House Republicans are beginning to face rowdy town halls as they try to sell President Donald Trump’s sweeping tax and spending law.

Rep. Bryan Steil of Wisconsin had a hostile crowd Thursday night, with jeers and boos from the audience, according to local media reports. Democratic organizers in particular spoke out against Steil. Attendees pressed him on topics spanning from Trump’s tariffs to immigration.

“It’s completely fine that we disagree,” Steil said, according to the Milwaukee Journal Sentinel, and urged attendees to “help us engage in a more productive dialogue.”

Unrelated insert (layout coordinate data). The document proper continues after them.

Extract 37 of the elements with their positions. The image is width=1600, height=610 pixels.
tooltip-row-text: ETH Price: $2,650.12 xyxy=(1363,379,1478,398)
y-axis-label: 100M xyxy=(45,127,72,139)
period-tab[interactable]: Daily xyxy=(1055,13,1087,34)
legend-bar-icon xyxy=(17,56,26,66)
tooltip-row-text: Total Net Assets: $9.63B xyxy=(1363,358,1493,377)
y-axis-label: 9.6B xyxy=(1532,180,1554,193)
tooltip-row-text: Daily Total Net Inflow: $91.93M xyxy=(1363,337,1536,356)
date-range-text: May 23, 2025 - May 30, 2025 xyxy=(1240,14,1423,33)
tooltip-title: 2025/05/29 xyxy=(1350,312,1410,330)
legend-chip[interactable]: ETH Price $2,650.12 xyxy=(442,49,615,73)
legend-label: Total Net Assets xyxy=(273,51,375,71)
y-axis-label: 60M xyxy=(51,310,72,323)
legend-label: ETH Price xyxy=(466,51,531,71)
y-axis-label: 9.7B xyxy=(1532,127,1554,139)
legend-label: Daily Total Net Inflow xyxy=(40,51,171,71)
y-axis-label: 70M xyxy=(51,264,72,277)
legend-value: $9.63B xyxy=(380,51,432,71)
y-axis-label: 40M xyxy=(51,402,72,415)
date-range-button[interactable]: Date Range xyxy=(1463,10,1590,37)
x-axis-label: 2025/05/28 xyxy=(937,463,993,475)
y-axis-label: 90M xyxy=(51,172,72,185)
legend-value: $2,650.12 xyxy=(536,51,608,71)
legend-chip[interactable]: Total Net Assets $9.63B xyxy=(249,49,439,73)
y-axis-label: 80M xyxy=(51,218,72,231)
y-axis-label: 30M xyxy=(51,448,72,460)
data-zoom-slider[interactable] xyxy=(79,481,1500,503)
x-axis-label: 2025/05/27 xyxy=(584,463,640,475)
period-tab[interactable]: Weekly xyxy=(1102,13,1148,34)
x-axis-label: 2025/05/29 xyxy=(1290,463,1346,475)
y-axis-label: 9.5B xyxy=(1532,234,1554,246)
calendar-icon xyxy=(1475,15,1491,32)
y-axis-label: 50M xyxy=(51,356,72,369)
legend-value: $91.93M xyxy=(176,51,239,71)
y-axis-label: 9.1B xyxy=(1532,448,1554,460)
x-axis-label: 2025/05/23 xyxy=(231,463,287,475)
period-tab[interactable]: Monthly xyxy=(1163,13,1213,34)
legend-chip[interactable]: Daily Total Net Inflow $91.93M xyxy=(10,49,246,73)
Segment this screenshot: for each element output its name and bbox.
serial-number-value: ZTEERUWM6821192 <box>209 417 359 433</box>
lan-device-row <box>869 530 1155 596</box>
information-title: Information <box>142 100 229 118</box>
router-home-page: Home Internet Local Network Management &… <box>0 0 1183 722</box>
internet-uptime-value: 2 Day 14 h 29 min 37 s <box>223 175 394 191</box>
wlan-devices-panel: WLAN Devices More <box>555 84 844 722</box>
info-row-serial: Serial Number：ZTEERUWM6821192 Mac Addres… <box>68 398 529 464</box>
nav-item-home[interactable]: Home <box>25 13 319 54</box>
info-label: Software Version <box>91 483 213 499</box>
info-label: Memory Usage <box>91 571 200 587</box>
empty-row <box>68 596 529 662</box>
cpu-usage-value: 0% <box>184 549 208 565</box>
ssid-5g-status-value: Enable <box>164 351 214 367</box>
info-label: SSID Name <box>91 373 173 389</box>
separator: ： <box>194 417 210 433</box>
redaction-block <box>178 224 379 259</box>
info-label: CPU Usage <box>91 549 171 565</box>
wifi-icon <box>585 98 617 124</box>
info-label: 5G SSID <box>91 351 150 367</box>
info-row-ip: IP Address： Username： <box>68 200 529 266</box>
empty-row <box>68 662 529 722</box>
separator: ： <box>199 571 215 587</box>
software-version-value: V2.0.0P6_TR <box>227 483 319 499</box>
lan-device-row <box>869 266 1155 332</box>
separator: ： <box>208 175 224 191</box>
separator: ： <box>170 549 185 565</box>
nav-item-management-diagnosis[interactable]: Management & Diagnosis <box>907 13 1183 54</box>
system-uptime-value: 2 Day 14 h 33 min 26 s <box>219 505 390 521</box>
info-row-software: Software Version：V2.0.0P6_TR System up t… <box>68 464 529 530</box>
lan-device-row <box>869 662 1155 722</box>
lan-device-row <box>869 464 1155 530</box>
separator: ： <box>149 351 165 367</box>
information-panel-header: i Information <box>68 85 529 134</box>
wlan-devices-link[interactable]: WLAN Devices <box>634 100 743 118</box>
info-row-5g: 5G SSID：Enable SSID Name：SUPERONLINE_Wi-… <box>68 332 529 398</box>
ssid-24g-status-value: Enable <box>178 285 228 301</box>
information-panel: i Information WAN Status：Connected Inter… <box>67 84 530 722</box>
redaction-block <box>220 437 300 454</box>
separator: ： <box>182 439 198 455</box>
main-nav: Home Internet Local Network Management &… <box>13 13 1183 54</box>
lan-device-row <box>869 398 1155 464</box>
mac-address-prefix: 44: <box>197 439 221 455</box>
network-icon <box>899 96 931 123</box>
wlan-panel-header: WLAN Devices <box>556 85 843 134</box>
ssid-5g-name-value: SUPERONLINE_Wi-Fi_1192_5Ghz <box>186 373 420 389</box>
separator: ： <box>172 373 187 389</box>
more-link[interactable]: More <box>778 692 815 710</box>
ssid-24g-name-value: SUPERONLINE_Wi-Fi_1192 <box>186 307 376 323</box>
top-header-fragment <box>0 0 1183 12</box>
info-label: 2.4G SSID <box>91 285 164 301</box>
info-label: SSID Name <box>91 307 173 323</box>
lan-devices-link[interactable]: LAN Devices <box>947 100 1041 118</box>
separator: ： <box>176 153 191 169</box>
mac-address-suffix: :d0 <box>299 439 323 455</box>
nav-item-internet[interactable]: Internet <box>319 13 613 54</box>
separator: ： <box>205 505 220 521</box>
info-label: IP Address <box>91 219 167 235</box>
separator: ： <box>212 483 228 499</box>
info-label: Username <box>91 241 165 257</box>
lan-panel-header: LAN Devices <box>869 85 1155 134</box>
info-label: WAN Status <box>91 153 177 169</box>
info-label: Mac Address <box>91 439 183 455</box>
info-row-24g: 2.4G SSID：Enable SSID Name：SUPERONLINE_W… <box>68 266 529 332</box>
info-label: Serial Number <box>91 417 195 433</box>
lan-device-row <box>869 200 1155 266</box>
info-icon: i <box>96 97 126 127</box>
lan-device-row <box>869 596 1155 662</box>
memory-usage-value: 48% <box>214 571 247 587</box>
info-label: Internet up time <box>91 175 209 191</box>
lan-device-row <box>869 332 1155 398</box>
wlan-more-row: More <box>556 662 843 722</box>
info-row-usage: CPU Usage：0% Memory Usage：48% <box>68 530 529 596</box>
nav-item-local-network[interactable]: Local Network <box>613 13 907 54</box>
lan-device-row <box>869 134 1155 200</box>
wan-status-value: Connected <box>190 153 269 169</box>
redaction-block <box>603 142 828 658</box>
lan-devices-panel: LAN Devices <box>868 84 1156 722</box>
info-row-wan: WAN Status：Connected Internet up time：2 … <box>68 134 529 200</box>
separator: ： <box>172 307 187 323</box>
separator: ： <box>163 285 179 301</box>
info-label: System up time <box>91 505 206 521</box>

NRCC Chair Richard Hudson discouraged GOP members from holding in-person town halls earlier this year amid backlash to the Trump administration’s DOGE cuts and Republican plans to cut Medicaid spending. But Hudson recently started pressing members to reinstate their face-to-face gatherings with constituents over August to aggressively sell the big domestic policy law Trump signed last month.

Rep. Mike Flood of Nebraska is holding a town hall in his district on Monday. In an interview this week, he predicted it could be another unruly crowd if it’s “along the lines” of his last in-person town hall, which included heated encounters with constituents over the GOP megabill and Trump.

Asked if he expected questions on the GOP’s Medicaid spending cuts in the megabill, Flood said: “I do.”

CORRECTION: An earlier version of this report misstated the name of the Milwaukee Journal Sentinel.